Willy’s relationship with his son Biff is very tentative and explosive. Willy wants Biff to make something of his life since Willy never had the opportunity to do something with his. He has always had high hopes for Biff and never lets him forget this fact. Biff is trying to figure out his life throughout the play without regard to Willy’s yelling at him. Biff feels that Willy puts too much stress on him and is always criticizing. At the climax of the play Biff finally yells at his father and tells him he feels like he’s “nothing”: “I’m just what I am, that’s all” (Phelps 239) he tells his father before collapsing into his father’s arms. For some reason Willy sees this collapse as a sign from his son that he likes him. The reader does not know why Willy takes this outburst from a son as testimony that he loves him but this is his immediate reaction. Perhaps he is feeling this way because it is the first time that Biff has shown him physical contact of any kind. It could also be part of Willy’s fantasy and hope for a renewed relationship with his son. Happy and Linda attest to the fact that Biff does not only like his father but he loves him (Johanssen, 2009). The reader never knows whether Biff really does love is father but it is curious. Willy finds that the best thing he can do for his son now is to commit suicide; in this way his son will have the money he needs through the insurance money to get the ranch. H. Phelp suggests through is commentary that Willy’s suicide is his ultimate sacrifice for Biff. He says that Willy wants Biff to have this money for a ‘fresh start” (239). It is important to note that it is quite possible that Biff would not have received the money because most life insurance policies will not pay when the policy holder commits suicide.

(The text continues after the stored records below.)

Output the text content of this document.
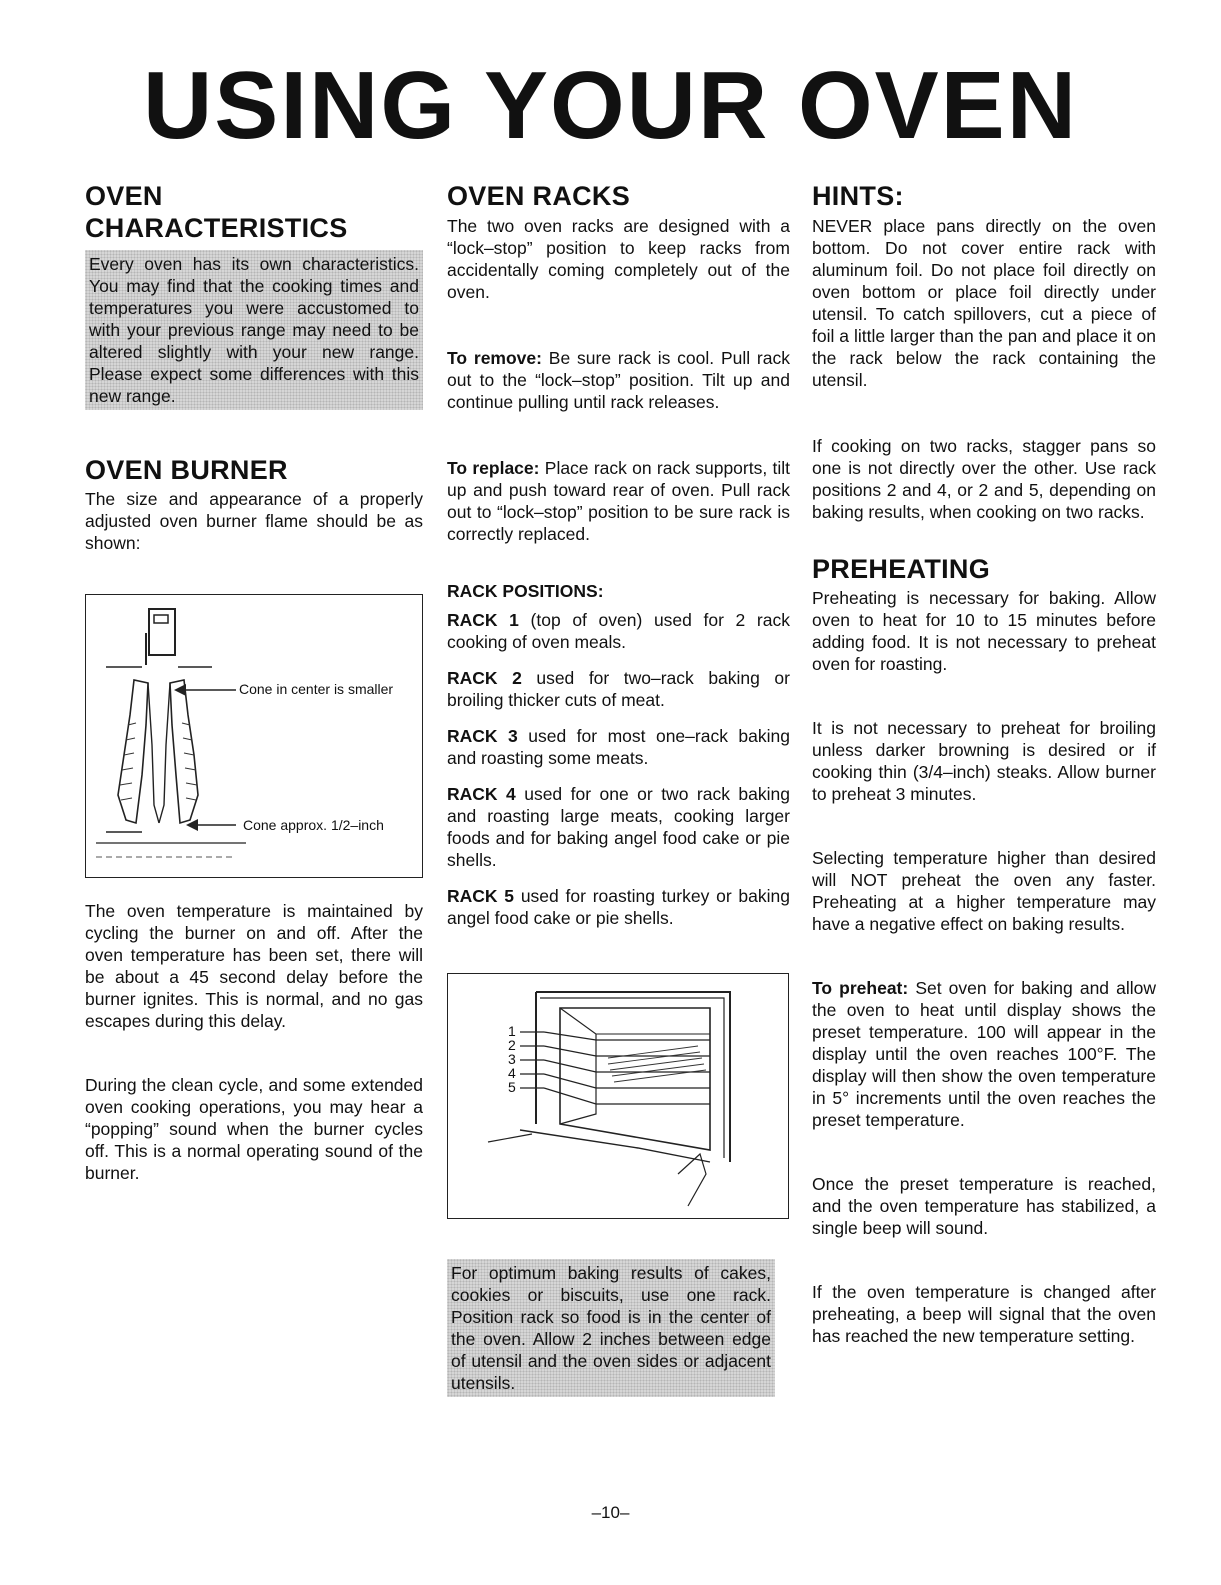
USING YOUR OVEN
OVEN CHARACTERISTICS

Every oven has its own characteristics. You may find that the cooking times and temperatures you were accustomed to with your previous range may need to be altered slightly with your new range. Please expect some differences with this new range.

OVEN BURNER

The size and appearance of a properly adjusted oven burner flame should be as shown:

Cone in center is smaller
Cone approx. 1/2–inch

The oven temperature is maintained by cycling the burner on and off. After the oven temperature has been set, there will be about a 45 second delay before the burner ignites. This is normal, and no gas escapes during this delay.

During the clean cycle, and some extended oven cooking operations, you may hear a “popping” sound when the burner cycles off. This is a normal operating sound of the burner.

OVEN RACKS

The two oven racks are designed with a “lock–stop” position to keep racks from accidentally coming completely out of the oven.

To remove: Be sure rack is cool. Pull rack out to the “lock–stop” position. Tilt up and continue pulling until rack releases.

To replace: Place rack on rack supports, tilt up and push toward rear of oven. Pull rack out to “lock–stop” position to be sure rack is correctly replaced.

RACK POSITIONS:

RACK 1 (top of oven) used for 2 rack cooking of oven meals.

RACK 2 used for two–rack baking or broiling thicker cuts of meat.

RACK 3 used for most one–rack baking and roasting some meats.

RACK 4 used for one or two rack baking and roasting large meats, cooking larger foods and for baking angel food cake or pie shells.

RACK 5 used for roasting turkey or baking angel food cake or pie shells.

1
2
3
4
5

For optimum baking results of cakes, cookies or biscuits, use one rack. Position rack so food is in the center of the oven. Allow 2 inches between edge of utensil and the oven sides or adjacent utensils.

HINTS:

NEVER place pans directly on the oven bottom. Do not cover entire rack with aluminum foil. Do not place foil directly on oven bottom or place foil directly under utensil. To catch spillovers, cut a piece of foil a little larger than the pan and place it on the rack below the rack containing the utensil.

If cooking on two racks, stagger pans so one is not directly over the other. Use rack positions 2 and 4, or 2 and 5, depending on baking results, when cooking on two racks.

PREHEATING

Preheating is necessary for baking. Allow oven to heat for 10 to 15 minutes before adding food. It is not necessary to preheat oven for roasting.

It is not necessary to preheat for broiling unless darker browning is desired or if cooking thin (3/4–inch) steaks. Allow burner to preheat 3 minutes.

Selecting temperature higher than desired will NOT preheat the oven any faster. Preheating at a higher temperature may have a negative effect on baking results.

To preheat: Set oven for baking and allow the oven to heat until display shows the preset temperature. 100 will appear in the display until the oven reaches 100°F. The display will then show the oven temperature in 5° increments until the oven reaches the preset temperature.

Once the preset temperature is reached, and the oven temperature has stabilized, a single beep will sound.

If the oven temperature is changed after preheating, a beep will signal that the oven has reached the new temperature setting.

–10–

In the end, Linda and Happy are upset and hurt because Willy’s funeral is not well attended. Charley states that Willy was “a victim of his profession” (Johanssen, 1997). Biff seems to be the only one who sees his father for who he really is and says that he “had the wrong dreams” and “never knew who he was” (Phelps 240). This is very apparent to the reader but the family does not seem to understand this fact. This may be an indication that Biff really did love his father but it shown through the play that Willy cannot return the love. It seems that Willy is incapable of loving his family and they are not sure how to react towards him. At one point, Willy admits to having an affair but this probably means that it was easier to care a little about a stranger than it is to care about his family. In the SparkNotes commentary it states that he is incapable of love which prevents him from reaching out to his family.

Biff is able to see through is father in ways that the rest of the family cannot and he realizes that what his father really needed then and now is compassion. Willy could not accept his failings but Biff could accept them because he understood his own failings and was able to accept them. Because of this Biff is able to show Willy compassion.

Works Cited
“Death of A Salesman”. SparkNotes. 2009. 2 May 2009. <http://www.sparknotes.com/ lit/salesman/summary.html/.
Johannson, David. “Death of a Salesman”. Masterplots II. Juvenile and Young Adult Literature Series, Supplement. 1997. 1 May 2009. EBSCOhost Reference Center Database. [AN: MOL9720000020].
Phelps, H.C. “Miller’s Death of a Salesman.” The Explicator. 53.4 (1995): 239. ProQuest Database. [Document ID: 77179371].